Reading: Li ICME’17 — Three-Branch Deep CNN for Complexity Reduction on Intra-Mode HEVC (Fast HEVC Prediction)
62.25% and 69.06% Average Time Reduction With Negligible BD-rate of 2.12% and 1.38%, Outperforms Liu ISCAS’16
In this story, “A deep convolutional neural network approach for complexity reduction on intra-mode HEVC” (Li ICME’17), by Beihang University, and Imperial College London, is presented. I read this because I work on video coding research. In this paper:
- Firstly, a large-scale database with diversiform patterns of CTU partition is established.
- Secondly, the partition problem is modelled as a three-level classification problem.
- Lastly, a deep CNN structure with various sizes of convolutional kernels is developed.
This is a paper in 2017 ICME. (Sik-Ho Tsang @ Medium)
Outline
- CTU Partition of Intra-mode HEVC (CPIH) Database
- Network Architecture
- Experimental Results
1. CTU Partition of Intra-mode HEVC (CPIH) Database
- To the of the authors’ best knowledge, this database is the first one on CTU partition patterns. (https://github.com/HEVC-Projects/CPIH)
- First, 2000 images at resolution 4928×3264 are selected from Raw Images Dataset (RAISE).
- These 2000 images are randomly divided into training (1700 images), validation (100 images) and test (200 images) sets.
- Furthermore, each set is equally divided into four subsets: one subset is with original resolution and the other three subsets are down-sampled to be 2880×1920, 1536×1024 and 768×512 to support different resolutions.

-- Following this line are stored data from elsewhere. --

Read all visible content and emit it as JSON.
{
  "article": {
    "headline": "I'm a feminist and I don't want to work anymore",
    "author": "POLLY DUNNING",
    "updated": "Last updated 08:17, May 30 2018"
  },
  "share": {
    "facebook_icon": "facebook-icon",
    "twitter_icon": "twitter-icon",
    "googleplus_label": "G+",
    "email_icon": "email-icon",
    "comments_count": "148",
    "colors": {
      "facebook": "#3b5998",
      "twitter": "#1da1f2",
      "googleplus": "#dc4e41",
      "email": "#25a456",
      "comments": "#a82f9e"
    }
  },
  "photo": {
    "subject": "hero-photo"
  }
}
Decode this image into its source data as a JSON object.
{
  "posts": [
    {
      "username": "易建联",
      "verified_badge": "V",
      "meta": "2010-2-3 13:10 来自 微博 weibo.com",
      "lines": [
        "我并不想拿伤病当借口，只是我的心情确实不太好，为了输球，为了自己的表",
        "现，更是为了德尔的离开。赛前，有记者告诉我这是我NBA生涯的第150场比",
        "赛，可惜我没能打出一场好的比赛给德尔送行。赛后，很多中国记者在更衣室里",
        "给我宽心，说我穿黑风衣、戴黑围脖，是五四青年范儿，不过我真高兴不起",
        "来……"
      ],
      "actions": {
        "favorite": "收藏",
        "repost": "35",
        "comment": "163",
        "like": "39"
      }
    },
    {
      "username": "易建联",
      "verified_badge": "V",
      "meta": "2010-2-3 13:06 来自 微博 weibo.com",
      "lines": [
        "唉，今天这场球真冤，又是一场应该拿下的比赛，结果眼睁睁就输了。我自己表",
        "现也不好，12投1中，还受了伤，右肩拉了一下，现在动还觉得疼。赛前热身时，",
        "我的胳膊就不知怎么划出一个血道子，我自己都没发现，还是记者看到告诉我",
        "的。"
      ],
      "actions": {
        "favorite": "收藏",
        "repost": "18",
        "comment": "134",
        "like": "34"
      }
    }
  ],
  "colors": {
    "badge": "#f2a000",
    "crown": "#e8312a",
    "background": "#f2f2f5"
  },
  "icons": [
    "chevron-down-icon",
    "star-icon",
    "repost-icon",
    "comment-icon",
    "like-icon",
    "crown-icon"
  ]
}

- (For knowledge of video coding and HEVC, please feel free to read Sections 1 & 2 of IPCNN.)
- All images are encoded by the HEVC reference software HM using four Quantization Parameters (QPs) of {22, 27, 32, 37}.
- After encoding, the binary labels indicating splitting (=1) and non-splitting (=0) are obtained for all CUs.
- Finally, 12 sub-databases are established according to QP and CU size, on account that 4 QPs are applied and CUs with 3 different sizes (64×64, 32×32 and 16×16).
- The above table shows the details. In total, 110,405,784 samples are gathered, ensuring the sufficiency of training data, and the percentages of splitting and non-splitting CUs are 49.2% and 50.8%, respectively.
2. Network Architecture
- Three classifiers Sl are trained for different CU sizes of 64×64 (U), 32×32 (Ui) and 16×16 (Ui,j).
- The only difference among the three separate CNN models is kernel sizes of the first convolutional layer, pertinent to different CU sizes.
- Input layer: The input to one CNN model is the wl×wl matrices, where wl ∈ {64, 32, 16}.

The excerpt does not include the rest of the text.